En hoeveel speciale sessies hebt u voor dit probleem aangevraagd? Het antwoord is: nul. Wat zegt dit over de internationale zorg voor het menselijk leven? Niet veel, maar wel boekdelen over de hypocrisie van de internationale gemeenschap.
Ik sta voor u om de waarheid te spreken. Van de 300 miljoen Arabieren in het Midden-Oosten en Noord-Afrika is minder dan een half procent echt vrij, en zij zijn allemaal burgers van Israël. Israëlische Arabieren behoren tot de meest opgeleide Arabieren in de wereld. Zij zijn mede onze vooraanstaande artsen en chirurgen, ze zijn gekozen in ons parlement en ze werken als rechters in ons Hooggerechtshof. Miljoenen mannen en vrouwen in het Midden-Oosten zouden deze mogelijkheden en vrijheden graag hebben.

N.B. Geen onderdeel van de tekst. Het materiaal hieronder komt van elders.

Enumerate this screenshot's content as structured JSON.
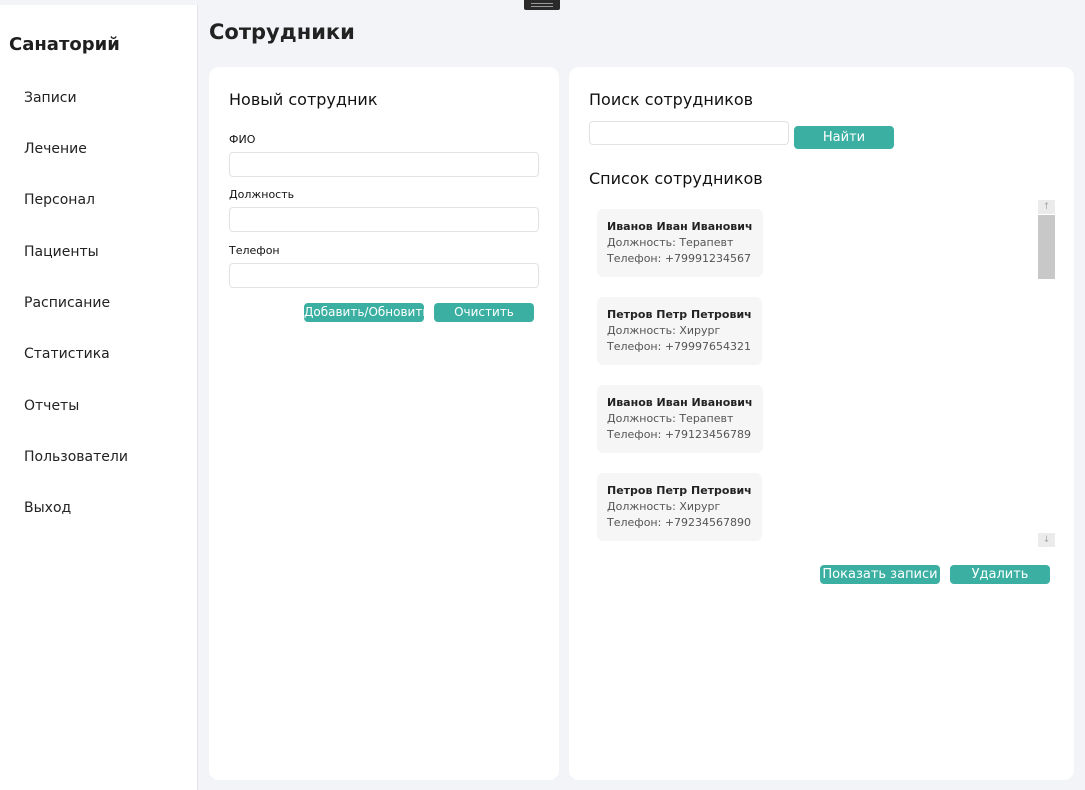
{
  "sidebar": {
    "title": "Санаторий",
    "items": [
      {
        "label": "Записи"
      },
      {
        "label": "Лечение"
      },
      {
        "label": "Персонал"
      },
      {
        "label": "Пациенты"
      },
      {
        "label": "Расписание"
      },
      {
        "label": "Статистика"
      },
      {
        "label": "Отчеты"
      },
      {
        "label": "Пользователи"
      },
      {
        "label": "Выход"
      }
    ]
  },
  "page": {
    "title": "Сотрудники"
  },
  "form": {
    "title": "Новый сотрудник",
    "fields": [
      {
        "label": "ФИО",
        "value": ""
      },
      {
        "label": "Должность",
        "value": ""
      },
      {
        "label": "Телефон",
        "value": ""
      }
    ],
    "add_button": "Добавить/Обновить",
    "clear_button": "Очистить"
  },
  "search": {
    "title": "Поиск сотрудников",
    "value": "",
    "button": "Найти"
  },
  "list": {
    "title": "Список сотрудников",
    "employees": [
      {
        "name": "Иванов Иван Иванович",
        "position": "Должность: Терапевт",
        "phone": "Телефон: +79991234567"
      },
      {
        "name": "Петров Петр Петрович",
        "position": "Должность: Хирург",
        "phone": "Телефон: +79997654321"
      },
      {
        "name": "Иванов Иван Иванович",
        "position": "Должность: Терапевт",
        "phone": "Телефон: +79123456789"
      },
      {
        "name": "Петров Петр Петрович",
        "position": "Должность: Хирург",
        "phone": "Телефон: +79234567890"
      }
    ],
    "show_records_button": "Показать записи",
    "delete_button": "Удалить"
  },
  "colors": {
    "accent": "#3bb0a2",
    "background": "#f3f4f7",
    "card": "#ffffff"
  }
}
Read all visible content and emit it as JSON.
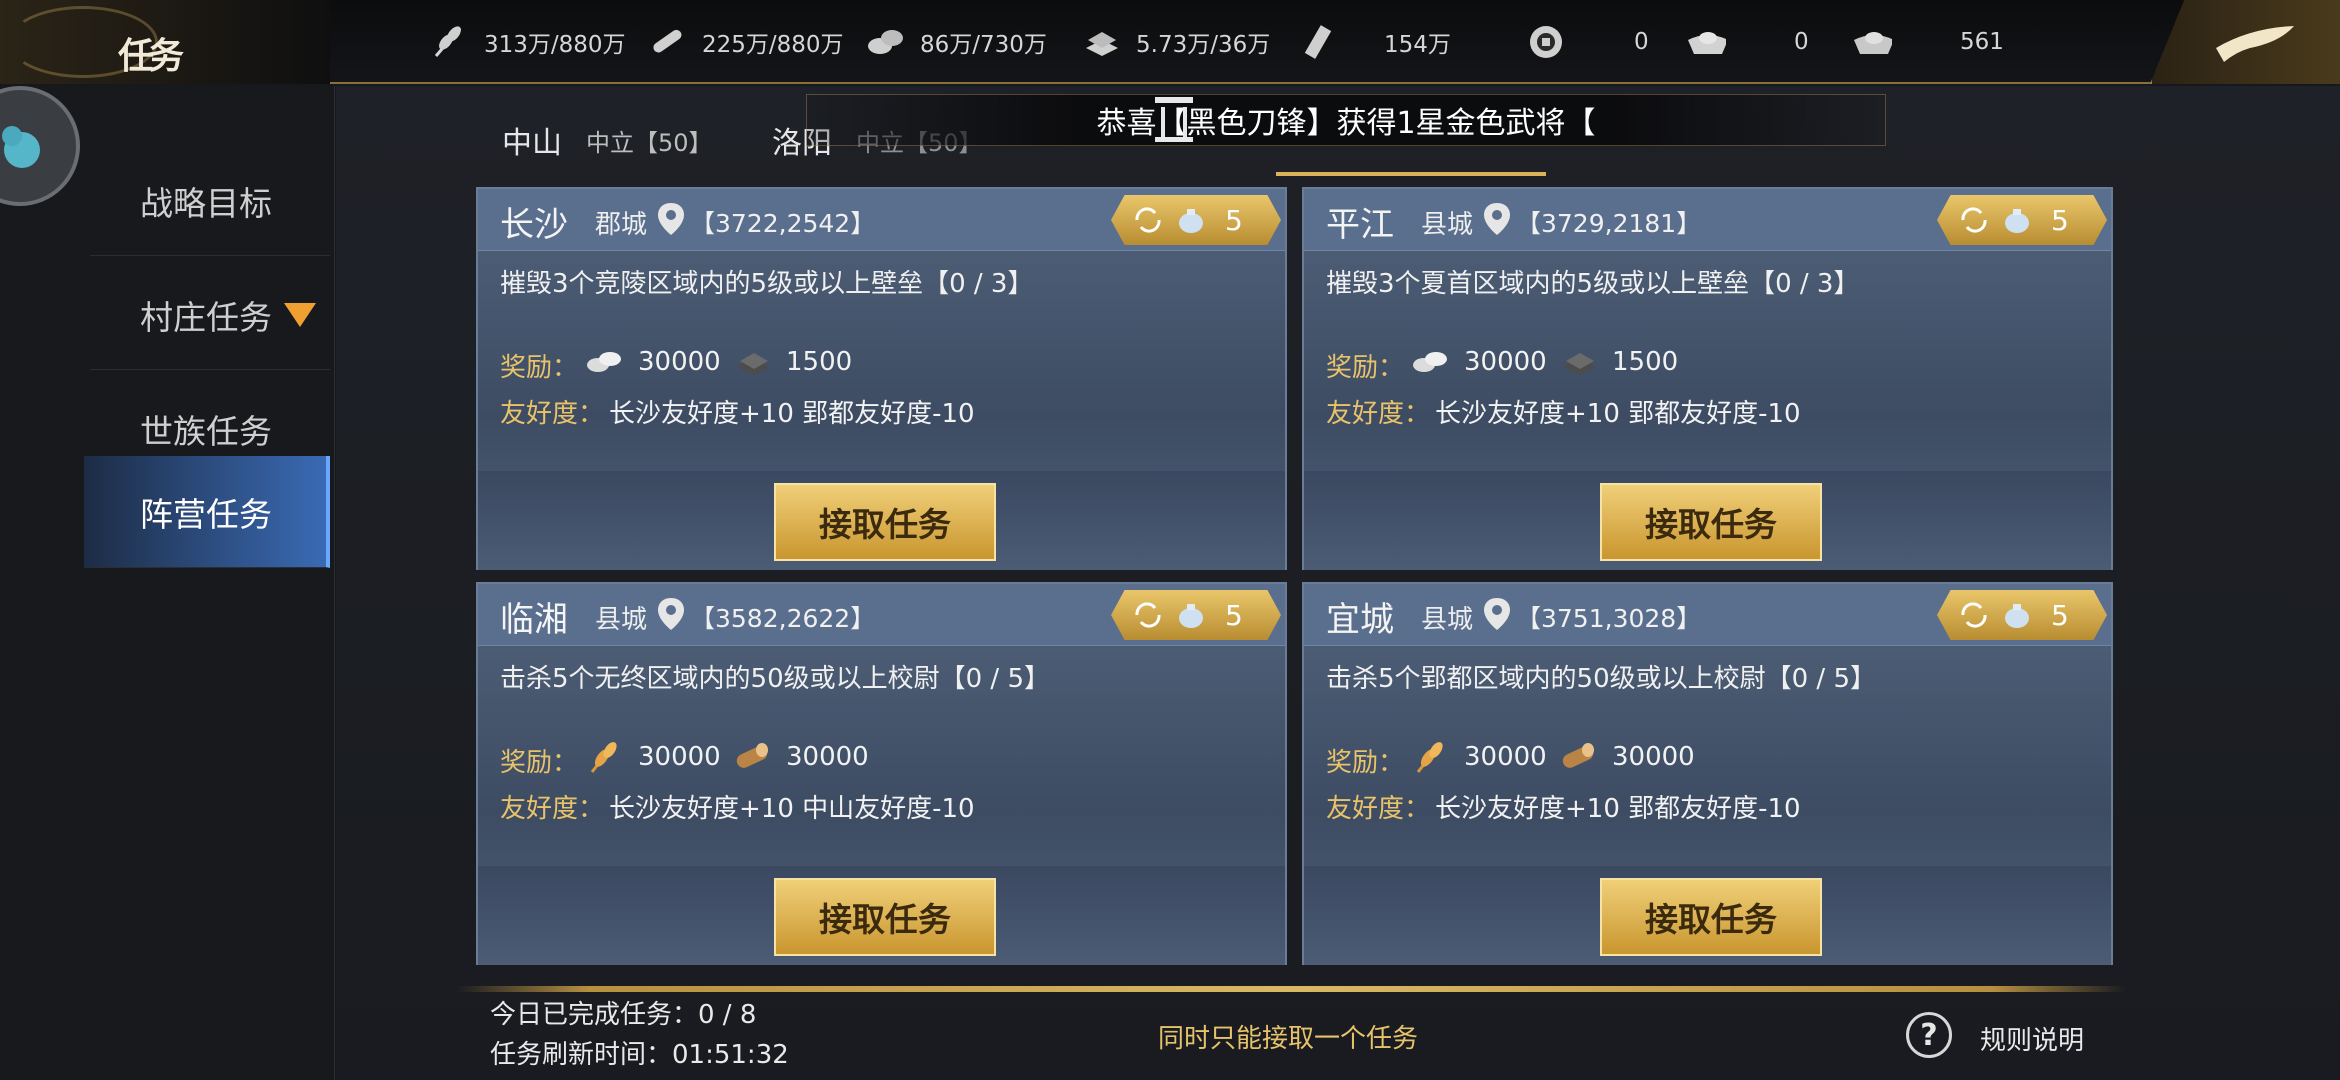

Niettemin zal natie na natie vandaag op dit podium staan en Israel bekritiseren – het kleine eiland van democratie in de regio, geteisterd door tirannie en onderdrukking.
Mijnheer de voorzitter,
Ons conflict ging nooit over de oprichting van een Palestijnse staat. Het ging altijd al over het bestaan van de Joodse staat. 67 jaar geleden deze week, op 29 november 1947, hebben de Verenigde Naties ingestemd om dit gebied te verdelen in een Joodse staat en een Arabische staat. Eenvoudig. De Joden zeiden ja. De Arabieren zeiden nee. Maar ze zeiden niet alleen nee. Egypte, Jordanië, Syrië, Irak, Saoedi-Arabië en Libanon lanceerden een vernietigingsoorlog tegen onze nieuwgeboren staat.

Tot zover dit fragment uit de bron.